Del resto anche un film dall’afflato più narrativo come The Woman Who Left manteneva fermo lo sguardo sulle cose taglienti, urtanti e poetiche, al limite deliranti ma per eccesso di realismo, di dettaglio, come nel Flaubert più estremo, ché non mi viene in mente un termine di paragone cinematografico, il che è indicativo della singolarità di questo regista. È prendendosi tutto il tempo necessario, cioè facendolo straripare rispetto alla misura, che Lav Diaz ridà poesia, immaginazione, materia incandescente alle cose, facendole bisbigliare come in una nenia o urlare nelle pieghe sottese della «pellicola». Le stesse da cui sembrano risuonare già da tempo ormai, con straordinaria coerenza, le immagini di D’Anolfi e Parenti, sempre in Orizzonti con Guerra e Pace dopo essere stati in concorso con Spira Mirabilis: un cinema della materia oscura, di enigmi fosco-luminosi, che cerca di arrivare con metodo ragionato alle origini insondabili, irragionevoli dell’umano e, al limite, del cinema.

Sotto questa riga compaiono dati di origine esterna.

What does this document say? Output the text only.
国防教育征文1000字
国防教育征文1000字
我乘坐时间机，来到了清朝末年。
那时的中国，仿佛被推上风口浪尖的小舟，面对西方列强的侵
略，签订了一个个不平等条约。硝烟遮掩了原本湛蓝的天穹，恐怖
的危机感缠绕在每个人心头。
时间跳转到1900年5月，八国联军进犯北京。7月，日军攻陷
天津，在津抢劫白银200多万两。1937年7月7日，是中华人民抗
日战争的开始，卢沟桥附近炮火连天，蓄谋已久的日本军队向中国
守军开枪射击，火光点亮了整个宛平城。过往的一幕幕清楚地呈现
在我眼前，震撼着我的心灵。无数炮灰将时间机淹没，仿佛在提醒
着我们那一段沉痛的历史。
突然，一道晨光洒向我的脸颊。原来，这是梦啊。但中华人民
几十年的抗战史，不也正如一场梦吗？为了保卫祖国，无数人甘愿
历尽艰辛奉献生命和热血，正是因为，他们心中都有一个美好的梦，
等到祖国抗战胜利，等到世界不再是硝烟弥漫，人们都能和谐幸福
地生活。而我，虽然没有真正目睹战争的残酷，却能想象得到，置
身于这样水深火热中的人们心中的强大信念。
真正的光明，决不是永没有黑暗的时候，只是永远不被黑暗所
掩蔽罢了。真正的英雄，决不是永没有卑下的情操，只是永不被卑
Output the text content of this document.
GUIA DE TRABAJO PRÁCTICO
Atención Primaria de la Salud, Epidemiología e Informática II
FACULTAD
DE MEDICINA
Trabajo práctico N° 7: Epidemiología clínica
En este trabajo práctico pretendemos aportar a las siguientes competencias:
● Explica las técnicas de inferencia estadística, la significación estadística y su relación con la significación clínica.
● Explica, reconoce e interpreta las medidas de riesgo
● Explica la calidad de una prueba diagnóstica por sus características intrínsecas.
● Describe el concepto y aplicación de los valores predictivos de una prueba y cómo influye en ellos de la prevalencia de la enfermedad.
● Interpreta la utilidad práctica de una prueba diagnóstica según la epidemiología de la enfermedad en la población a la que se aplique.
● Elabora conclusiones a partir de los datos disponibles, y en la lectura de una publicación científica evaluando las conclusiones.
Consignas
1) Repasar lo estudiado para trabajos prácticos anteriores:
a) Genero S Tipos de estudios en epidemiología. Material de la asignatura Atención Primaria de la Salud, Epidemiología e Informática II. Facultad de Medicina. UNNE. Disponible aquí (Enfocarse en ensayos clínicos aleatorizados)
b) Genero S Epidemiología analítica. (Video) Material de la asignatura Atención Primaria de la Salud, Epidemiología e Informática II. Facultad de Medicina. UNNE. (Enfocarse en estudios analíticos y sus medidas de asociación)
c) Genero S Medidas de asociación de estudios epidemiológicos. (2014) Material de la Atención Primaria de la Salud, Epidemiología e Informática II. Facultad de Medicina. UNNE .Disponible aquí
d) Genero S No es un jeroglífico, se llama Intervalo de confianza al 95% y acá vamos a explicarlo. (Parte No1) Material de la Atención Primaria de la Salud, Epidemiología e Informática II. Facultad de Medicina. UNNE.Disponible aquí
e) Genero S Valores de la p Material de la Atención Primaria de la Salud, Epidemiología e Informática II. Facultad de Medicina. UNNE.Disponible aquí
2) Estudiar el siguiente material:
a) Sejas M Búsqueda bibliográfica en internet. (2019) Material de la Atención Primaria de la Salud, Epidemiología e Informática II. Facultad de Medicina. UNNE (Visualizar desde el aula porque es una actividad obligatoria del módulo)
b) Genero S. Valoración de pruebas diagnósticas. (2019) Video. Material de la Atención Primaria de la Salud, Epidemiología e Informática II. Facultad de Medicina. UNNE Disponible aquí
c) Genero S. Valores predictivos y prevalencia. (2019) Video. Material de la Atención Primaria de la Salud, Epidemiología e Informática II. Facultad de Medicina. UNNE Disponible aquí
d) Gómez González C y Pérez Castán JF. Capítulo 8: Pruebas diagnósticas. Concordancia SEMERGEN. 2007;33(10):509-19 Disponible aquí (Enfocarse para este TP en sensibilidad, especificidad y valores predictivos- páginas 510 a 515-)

VENENDO alla Settimana Internazionale della Critica(fucina di talenti visivi negli ultimi anni se penso almeno a Helena Wittmann o, in altro modo, a Mandico presente quest’anno in Orizzonti con The Return of Tragedy), nell’ottica di questa prestanza, che poi è sempre aporia visuale, spicca in apertura, fuori concorso, The Book of Vision di Carlo Hintermann, autore dalla sensibilità malickiana, musicale, lirica; e il lituano Marat Sargsyan con The Flood Won’t Come. Per il resto staremo a vedere, sempre che si riesca a vederli i film, tra prenotazioni trafelate, server pronti a crollare al primo affollamento, e innumerevoli altre precauzioni contro il Covid-19 che sanno sempre più di di ingiunzione e minaccia alla sopravvivenza dei festival.